Mijn vader ergerde zich gewoonlijk aan de gezwollen, overdreven en dikwijls verkeerd gebruikte woorden door Indo's. ‘Ze weten niet eens wat ze zeggen of schrijven (arme ik!), doch doen dit alleen om gewichtig te doen, of het is naäperij. Bijvoorbeeld ze spreken van deponeren, terwijl ze bedoelen “neerleggen”, en hebben het over “voor- en achtergalerij, de eetzaal en de bijgebouwen” terwijl de ter sprake gebrachte woning een ellendig krot is van halve muren en bilik gebouwd en ergens in een steegje staat!’

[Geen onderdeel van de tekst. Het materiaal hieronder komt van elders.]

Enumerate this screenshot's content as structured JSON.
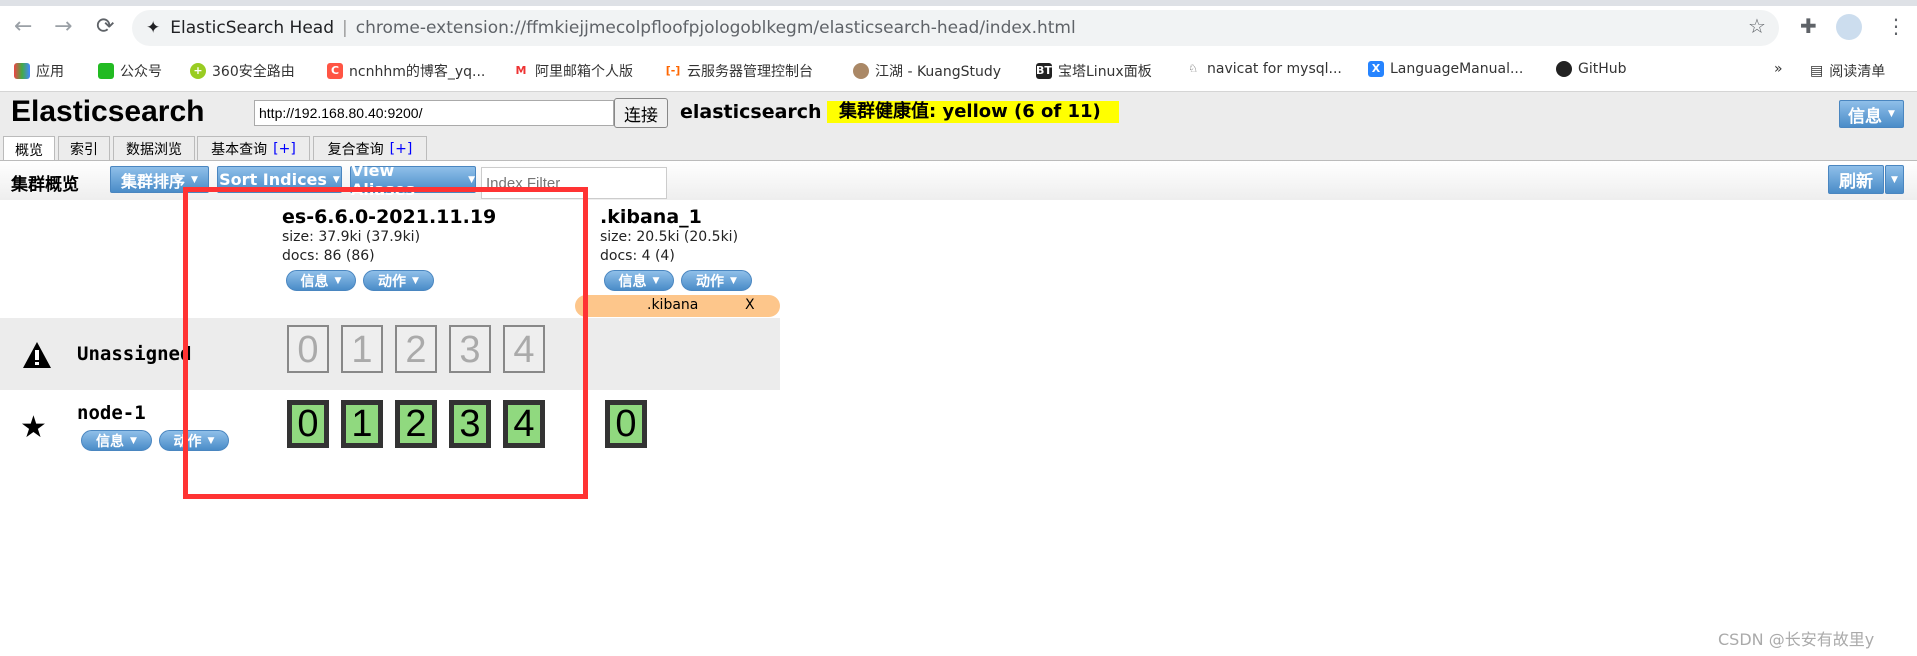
{
  "browser": {
    "page_title": "ElasticSearch Head",
    "url": "chrome-extension://ffmkiejjmecolpfloofpjologoblkegm/elasticsearch-head/index.html",
    "bookmarks": [
      {
        "label": "应用",
        "icon": "apps-grid-icon"
      },
      {
        "label": "公众号",
        "icon": "wechat-icon"
      },
      {
        "label": "360安全路由",
        "icon": "360-icon"
      },
      {
        "label": "ncnhhm的博客_yq...",
        "icon": "csdn-icon"
      },
      {
        "label": "阿里邮箱个人版",
        "icon": "aliyun-mail-icon"
      },
      {
        "label": "云服务器管理控制台",
        "icon": "aliyun-icon"
      },
      {
        "label": "江湖 - KuangStudy",
        "icon": "avatar-icon"
      },
      {
        "label": "宝塔Linux面板",
        "icon": "bt-icon"
      },
      {
        "label": "navicat for mysql...",
        "icon": "navicat-icon"
      },
      {
        "label": "LanguageManual...",
        "icon": "confluence-icon"
      },
      {
        "label": "GitHub",
        "icon": "github-icon"
      }
    ],
    "more": "»",
    "reading_list": "阅读清单"
  },
  "header": {
    "logo": "Elasticsearch",
    "connect_url": "http://192.168.80.40:9200/",
    "connect_label": "连接",
    "cluster_name": "elasticsearch",
    "health": "集群健康值: yellow (6 of 11)",
    "health_color": "#ffff00",
    "info_label": "信息"
  },
  "tabs": [
    {
      "label": "概览",
      "active": true
    },
    {
      "label": "索引"
    },
    {
      "label": "数据浏览"
    },
    {
      "label": "基本查询",
      "plus": "[+]"
    },
    {
      "label": "复合查询",
      "plus": "[+]"
    }
  ],
  "toolbar": {
    "title": "集群概览",
    "sort_cluster": "集群排序",
    "sort_indices": "Sort Indices",
    "view_aliases": "View Aliases",
    "index_filter_placeholder": "Index Filter",
    "refresh": "刷新"
  },
  "indices": [
    {
      "name": "es-6.6.0-2021.11.19",
      "size": "size: 37.9ki (37.9ki)",
      "docs": "docs: 86 (86)",
      "info": "信息",
      "action": "动作"
    },
    {
      "name": ".kibana_1",
      "size": "size: 20.5ki (20.5ki)",
      "docs": "docs: 4 (4)",
      "info": "信息",
      "action": "动作",
      "alias": ".kibana",
      "alias_close": "X"
    }
  ],
  "rows": {
    "unassigned": {
      "label": "Unassigned",
      "shards": [
        "0",
        "1",
        "2",
        "3",
        "4"
      ]
    },
    "node": {
      "label": "node-1",
      "info": "信息",
      "action": "动作",
      "shards": [
        "0",
        "1",
        "2",
        "3",
        "4"
      ],
      "kibana_shards": [
        "0"
      ]
    }
  },
  "colors": {
    "shard_started": "#90d97f",
    "highlight_box": "#ff3333",
    "alias": "#fdc68b"
  },
  "watermark": "CSDN @长安有故里y"
}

Verder zijn ze zeer bang ‘de verantwoording (met de klemtoon verkeerd uitgesproken) op zich te nemen’ en ze zorgen ervoor steeds ‘gedekt-te-zijn’. Dit laatste is de reden van vele Indo's - volgens mijn vader - om voor soldaat te teekenen. ‘Dan hoeven ze niet te piekeren, krijgen hun natje en droogje op tijd en zijn “gedekt”. Ofschoon ze aan de andere kant weer graag commandeeren met hun echt-Indische stemmen, enten opzichte van de inlander veel weg hebben van slavendrijvers.’
Het is zeer begrijpelijk dat hij zich met zulke gezegden de grootste moeilijkheden op de hak haalde en steeds mot had met de ‘mevrouwen’ en ‘meneeren’. Het aantal keeren dat mijn vader mot had is legio. Hij was berucht in de stad. Wildvreemde ‘mevrouwen’ en ‘meneeren’ hoefden slechts het puntje van zijn neus te zien en de mot was er al. Zijn conflicten met de Indische gemeenschap leidden er ten slotte toe dat hij een maand gratis kost en inwoning genoot in hotel ‘De houten lepel’ [gevangenis]. De Indische ‘meneeren’ betichtten hem van ‘smaad en beleediging in het openbaar jegens een bevolkingsgroep’ en noemden hem een rassenhater. Lang nadat mijn vader overleden was (wij waren toen nog steeds in een kamp), kwam zoo'n ‘meneer’ naar mij toe met wie hij vaak hooglopende ruzies had. Deze man, een oude uitgedroogde Indo, vroeg mij: ‘Wat zei je vader ook weer over Europeaanschap en cultuur?’ Ik wist het direct. ‘Men is geen Europeaan (volgens de Indische gemeenschap de zoo begeerde benaming en het summum van be- | |
| |
schaving) door geboorte, doch door cultuur.’ Het voorval trof mij diep. Een van de dingen die mijn vader ook vaak zei en wat alle aantijgingen en insinuaties tegen hem volkomen ontzenuwde was: ‘Er bestaat geen rassenhaat. Wanneer over rassenhaat gesproken of gedacht wordt, verwart men het met stand- en rangverschil. Met standen- en rangenhaat! Het is de haat van Jan Rap en zijn maat, de pauper, tegen de geestelijk hooger staande, de meer ontwikkelde, en daardoor beter gesitueerde andere helft.’ Mijn vader verfoeide het geklets over rassenhaat; het geroddel der Indische gemeenschap (‘Men kan geen stap scheef doen of iedereen weet het’) en het koloniale gedoe. Waar mijn vader zich ook zeer kwaad over kon maken, was het leege, vooze gepraat. ‘Ze kunnen urenlang kletsen over
een zeer onbenullig en bijkomstig onderwerp, gezeten in een schommelstoel in de voorgalerij, bijvoorbeeld. En als hun woorden nu ook in daden werden omgezet zou het nog niet zoo erg zijn, maar daar zijn ze te stom, te verwaand en te indolent voor.’
‘En je kunt zooveel zeggen als je wilt, het is paarlen voor de zwijnen geworpen; want het zijn en blijven oosterlingen!’